AFTER a period of rapid fleet expansion that has led to overcapacity, the Philippines’ low-cost carriers (LCCs) are seeing slower growth in 2013, as this aviation sub-sector continues its rapid expansion in the rest of Southeast Asia, a new report says.
The region’s LCC fleet is poised to grow about 20% this year, approaching 500 aircraft at year-end, the Centre for Aviation (CAPA) said in its analysis of the industry released last week.
“With some of the largest airline orders in recent years coming from ASEAN-focused LCC groups, rapid growth for the sector is assured for the medium to long term even as some key markets are approaching saturation,” the report said.

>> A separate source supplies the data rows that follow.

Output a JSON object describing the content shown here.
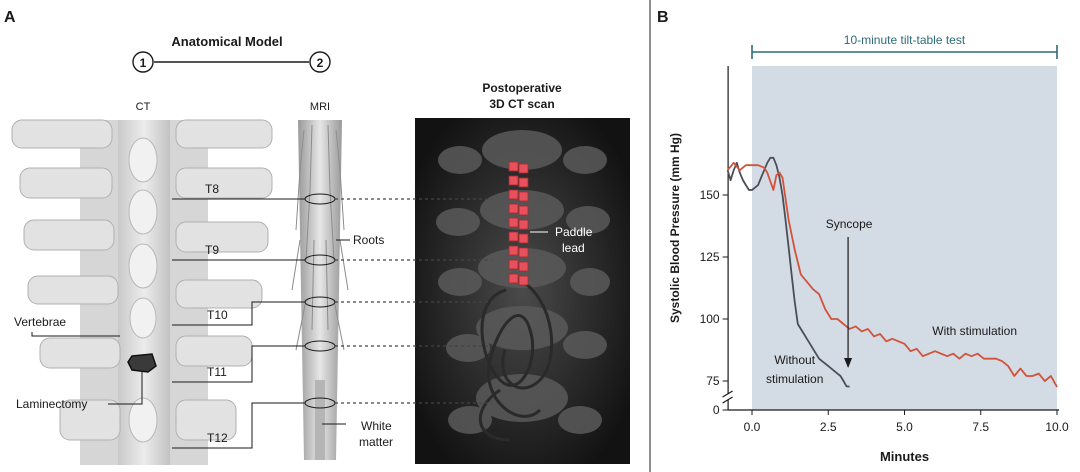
{
  "panel_a": {
    "letter": "A",
    "model_title": "Anatomical Model",
    "step1": "1",
    "step2": "2",
    "ct_label": "CT",
    "mri_label": "MRI",
    "scan_title_line1": "Postoperative",
    "scan_title_line2": "3D CT scan",
    "levels": [
      "T8",
      "T9",
      "T10",
      "T11",
      "T12"
    ],
    "roots_label": "Roots",
    "paddle_line1": "Paddle",
    "paddle_line2": "lead",
    "vertebrae_label": "Vertebrae",
    "laminectomy_label": "Laminectomy",
    "white_line1": "White",
    "white_line2": "matter",
    "colors": {
      "lead": "#e8505b",
      "bone": "#dcdcdc",
      "scan_bg": "#141414"
    }
  },
  "panel_b": {
    "letter": "B",
    "test_label": "10-minute tilt-table test",
    "syncope_label": "Syncope",
    "without_line1": "Without",
    "without_line2": "stimulation",
    "with_label": "With stimulation",
    "colors": {
      "test_bar": "#2e6b78",
      "shade": "#d3dbe5",
      "without": "#4a4f55",
      "with": "#d2533a"
    }
  },
  "chart_data": {
    "type": "line",
    "title": "",
    "xlabel": "Minutes",
    "ylabel": "Systolic Blood Pressure (mm Hg)",
    "xlim": [
      -0.8,
      10.0
    ],
    "ylim": [
      0,
      170
    ],
    "axis_break": "between 0 and 75",
    "x_ticks": [
      0.0,
      2.5,
      5.0,
      7.5,
      10.0
    ],
    "x_tick_labels": [
      "0.0",
      "2.5",
      "5.0",
      "7.5",
      "10.0"
    ],
    "y_ticks": [
      0,
      75,
      100,
      125,
      150
    ],
    "y_tick_labels": [
      "0",
      "75",
      "100",
      "125",
      "150"
    ],
    "shaded_region": [
      0.0,
      10.0
    ],
    "series": [
      {
        "name": "Without stimulation",
        "color": "#4a4f55",
        "x": [
          -0.8,
          -0.7,
          -0.6,
          -0.5,
          -0.4,
          -0.3,
          -0.2,
          -0.1,
          0.0,
          0.1,
          0.2,
          0.3,
          0.4,
          0.5,
          0.6,
          0.7,
          0.8,
          0.9,
          1.0,
          1.1,
          1.2,
          1.3,
          1.4,
          1.5,
          1.6,
          1.7,
          1.8,
          1.9,
          2.0,
          2.1,
          2.2,
          2.3,
          2.4,
          2.5,
          2.6,
          2.7,
          2.8,
          2.9,
          3.0,
          3.1,
          3.2
        ],
        "values": [
          160,
          156,
          160,
          163,
          159,
          156,
          154,
          152,
          152,
          153,
          154,
          157,
          160,
          163,
          165,
          165,
          162,
          157,
          150,
          140,
          129,
          118,
          107,
          98,
          96,
          94,
          92,
          90,
          88,
          86,
          84,
          83,
          82,
          81,
          80,
          79,
          78,
          77,
          75,
          74,
          73
        ]
      },
      {
        "name": "With stimulation",
        "color": "#d2533a",
        "x": [
          -0.8,
          -0.6,
          -0.4,
          -0.2,
          0.0,
          0.2,
          0.4,
          0.5,
          0.7,
          0.8,
          0.9,
          1.0,
          1.2,
          1.4,
          1.6,
          1.8,
          2.0,
          2.2,
          2.4,
          2.6,
          2.8,
          3.0,
          3.2,
          3.4,
          3.6,
          3.8,
          4.0,
          4.2,
          4.4,
          4.6,
          4.8,
          5.0,
          5.2,
          5.4,
          5.6,
          5.8,
          6.0,
          6.2,
          6.4,
          6.6,
          6.8,
          7.0,
          7.2,
          7.4,
          7.6,
          7.8,
          8.0,
          8.2,
          8.4,
          8.6,
          8.8,
          9.0,
          9.2,
          9.4,
          9.6,
          9.8,
          10.0
        ],
        "values": [
          160,
          163,
          160,
          162,
          162,
          162,
          161,
          159,
          152,
          158,
          159,
          157,
          140,
          128,
          118,
          115,
          112,
          110,
          104,
          100,
          100,
          98,
          96,
          97,
          95,
          96,
          93,
          94,
          91,
          92,
          91,
          90,
          87,
          88,
          85,
          86,
          87,
          86,
          85,
          86,
          84,
          86,
          85,
          86,
          84,
          84,
          84,
          83,
          81,
          77,
          80,
          77,
          77,
          78,
          75,
          77,
          72
        ]
      }
    ],
    "annotations": [
      "Syncope",
      "Without stimulation",
      "With stimulation",
      "10-minute tilt-table test"
    ]
  }
}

Budget carriers in 2012 accounted for 80% of domestic passengers in the Philippines, giving it the highest LCC penetration rate in the world among medium and large-size markets, CAPA said.
Competition on many routes was irrational and four of the five LCCs were unprofitable – AirAsia Philippines, Philippine Airlines (PAL) affiliate AirPhil Express, Tiger affiliate Tigerair Philippines and Zest Air. Only market leader Cebu Pacific, which captured 46% of the domestic market last year, ended 2012 in the black.
Consolidation came in early 2013 as AirPhil Express rebranded as PAL Express and in the process transitioned to a regional full-service model. AirAsia Philippines also entered into a partnership and cross-ownership deal with Zest, which gives AirAsia access to the Manila market.
“Zest flights are now available on the AirAsia website and the carriers are in the process of integrating further, culminating in Zest adopting the AirAsia brand. The deal means there are now a more palpable three LCC players in the Philippines – AirAsia (including Zest), Tigerair Philippines and Cebu Pacific,” CAPA said.
CAPA said the consolidation has led to more rational capacity levels and an improved outlook for all Philippine carriers. The total LCC fleet in the Philippines is expected to grow in 2013 by a relatively modest 10% to 69 aircraft (excluding AirPhil/PAL Express).
Cebu Pacific plans to expand seat capacity by 11% this year as it adds seven aircraft for a year-end fleet of 48, the report said.
The airline’s seat capacity grew 16% in 2012 but its passenger traffic was up only 11% to 13 million with equal increases across its domestic and international networks. The drop in load factor reflects the overcapacity in the market, the think tank said.
Cebu Pacific was able to improve its load factor in first-half 2013 as it started to benefit from a more rationale marketplace. The carrier reported 8% passenger growth and 6% seat growth for the first half, CAPA said.
AirAsia Philippines plans to add one aircraft in the fourth quarter, its first addition since launching services in March last year with a fleet of two A320s. Zest plans to add two A320s in this half-year for a total 13 A320s but compared to the start of 2013, when it also operated turboprops which have since been phased out, its fleet has shrunk.
Tigerair Philippines plans to acquire two to three Airbus A320 aircraft next year in preparation for flights to Japan, South Korea and China, said Olive Ramos, president and chief executive of Philippine affiliate of Tigerair. She said the LCC could lease the planes from parent Tiger Airways Holdings of Singapore.
Meanwhile, CAPA said the LCC penetration rate within Southeast Asia is now above 50%, having steadily increased over the last 10 years from less than 5% in 2003. Even in the intra-Southeast Asia international market, LCCs now account for 50% of total seat capacity – a remarkable figure given that ASEAN has not yet moved to a single market concept like the EU, the think tank said.
“Opportunities still remain for LCC market share gains in some countries, particularly Myanmar and Vietnam. These important pioneer markets have the lowest LCC penetration rates among the seven main ASEAN countries but LCC start-ups from both countries are expanding rapidly,” CAPA said.